I want to barnacle onto this, though: "But can it produce a legible narrative text on its own, even something structurally and linguistically simple like, I don’t know, a Raymond Carver pastiche, start to finish?"
I guess it depends on what you mean by legibility. Carver's stories (i.e. "One More Thing") ask the reader to draw a lot of inferences from subtle cues, to read what's happening off the page by decoding info-dense sentences, and kind of 'carry the one' over and over again to reach a cumulative emotional effect. It's a level of thinking that escapes a lot of casual readers -- because it requires thinking! -- and strikes me as impossible for the type of AI writing I've seen, which, as you say, struggles with coherence past the vibe level.

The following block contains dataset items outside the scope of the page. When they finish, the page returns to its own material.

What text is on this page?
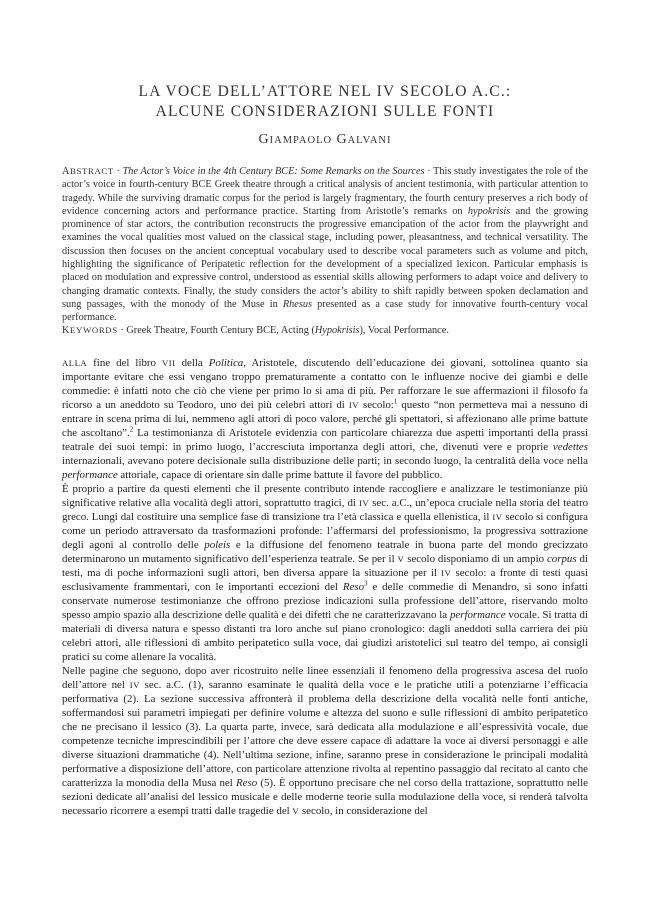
LA VOCE DELL’ATTORE NEL IV SECOLO A.C.:
ALCUNE CONSIDERAZIONI SULLE FONTI
GIAMPAOLO GALVANI
ABSTRACT · The Actor’s Voice in the 4th Century BCE: Some Remarks on the Sources · This study investigates the role of the actor’s voice in fourth-century BCE Greek theatre through a critical analysis of ancient testimonia, with particular attention to tragedy. While the surviving dramatic corpus for the period is largely fragmentary, the fourth century preserves a rich body of evidence concerning actors and performance practice. Starting from Aristotle’s remarks on hypokrisis and the growing prominence of star actors, the contribution reconstructs the progressive emancipation of the actor from the playwright and examines the vocal qualities most valued on the classical stage, including power, pleasantness, and technical versatility. The discussion then focuses on the ancient conceptual vocabulary used to describe vocal parameters such as volume and pitch, highlighting the significance of Peripatetic reflection for the development of a specialized lexicon. Particular emphasis is placed on modulation and expressive control, understood as essential skills allowing performers to adapt voice and delivery to changing dramatic contexts. Finally, the study considers the actor’s ability to shift rapidly between spoken declamation and sung passages, with the monody of the Muse in Rhesus presented as a case study for innovative fourth-century vocal performance.
KEYWORDS · Greek Theatre, Fourth Century BCE, Acting (Hypokrisis), Vocal Performance.

ALLA fine del libro VII della Politica, Aristotele, discutendo dell’educazione dei giovani, sottolinea quanto sia importante evitare che essi vengano troppo prematuramente a contatto con le influenze nocive dei giambi e delle commedie: è infatti noto che ciò che viene per primo lo si ama di più. Per rafforzare le sue affermazioni il filosofo fa ricorso a un aneddoto su Teodoro, uno dei più celebri attori di IV secolo:$^1$ questo “non permetteva mai a nessuno di entrare in scena prima di lui, nemmeno agli attori di poco valore, perché gli spettatori, si affezionano alle prime battute che ascoltano”.$^2$ La testimonianza di Aristotele evidenzia con particolare chiarezza due aspetti importanti della prassi teatrale dei suoi tempi: in primo luogo, l’accresciuta importanza degli attori, che, divenuti vere e proprie vedettes internazionali, avevano potere decisionale sulla distribuzione delle parti; in secondo luogo, la centralità della voce nella performance attoriale, capace di orientare sin dalle prime battute il favore del pubblico.

È proprio a partire da questi elementi che il presente contributo intende raccogliere e analizzare le testimonianze più significative relative alla vocalità degli attori, soprattutto tragici, di IV sec. a.C., un’epoca cruciale nella storia del teatro greco. Lungi dal costituire una semplice fase di transizione tra l’età classica e quella ellenistica, il IV secolo si configura come un periodo attraversato da trasformazioni profonde: l’affermarsi del professionismo, la progressiva sottrazione degli agoni al controllo delle poleis e la diffusione del fenomeno teatrale in buona parte del mondo grecizzato determinarono un mutamento significativo dell’esperienza teatrale. Se per il V secolo disponiamo di un ampio corpus di testi, ma di poche informazioni sugli attori, ben diversa appare la situazione per il IV secolo: a fronte di testi quasi esclusivamente frammentari, con le importanti eccezioni del Reso$^3$ e delle commedie di Menandro, si sono infatti conservate numerose testimonianze che offrono preziose indicazioni sulla professione dell’attore, riservando molto spesso ampio spazio alla descrizione delle qualità e dei difetti che ne caratterizzavano la performance vocale. Si tratta di materiali di diversa natura e spesso distanti tra loro anche sul piano cronologico: dagli aneddoti sulla carriera dei più celebri attori, alle riflessioni di ambito peripatetico sulla voce, dai giudizi aristotelici sul teatro del tempo, ai consigli pratici su come allenare la vocalità.

Nelle pagine che seguono, dopo aver ricostruito nelle linee essenziali il fenomeno della progressiva ascesa del ruolo dell’attore nel IV sec. a.C. (1), saranno esaminate le qualità della voce e le pratiche utili a potenziarne l’efficacia performativa (2). La sezione successiva affronterà il problema della descrizione della vocalità nelle fonti antiche, soffermandosi sui parametri impiegati per definire volume e altezza del suono e sulle riflessioni di ambito peripatetico che ne precisano il lessico (3). La quarta parte, invece, sarà dedicata alla modulazione e all’espressività vocale, due competenze tecniche imprescindibili per l’attore che deve essere capace di adattare la voce ai diversi personaggi e alle diverse situazioni drammatiche (4). Nell’ultima sezione, infine, saranno prese in considerazione le principali modalità performative a disposizione dell’attore, con particolare attenzione rivolta al repentino passaggio dal recitato al canto che caratterizza la monodia della Musa nel Reso (5). È opportuno precisare che nel corso della trattazione, soprattutto nelle sezioni dedicate all’analisi del lessico musicale e delle moderne teorie sulla modulazione della voce, si renderà talvolta necessario ricorrere a esempi tratti dalle tragedie del V secolo, in considerazione del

What's Carver without its Carver-ness?
I'm assuming you mean structurally and linguistically legible. But the idea of Carver-ness pings a thought I've had about style in the age of AI. My intuition says that, after formulaic genre fiction, stories with deep, gushing interiority would be easier to reproduce: the prose is showing its work, showing its thinking, along the way. For coherence, the reader does not have to think as much as accept. None of this disagrees with your point: AI still struggles, like most writers do, with juggling character, theme, story, scene. Carver, to me, just adds one more baton to juggle.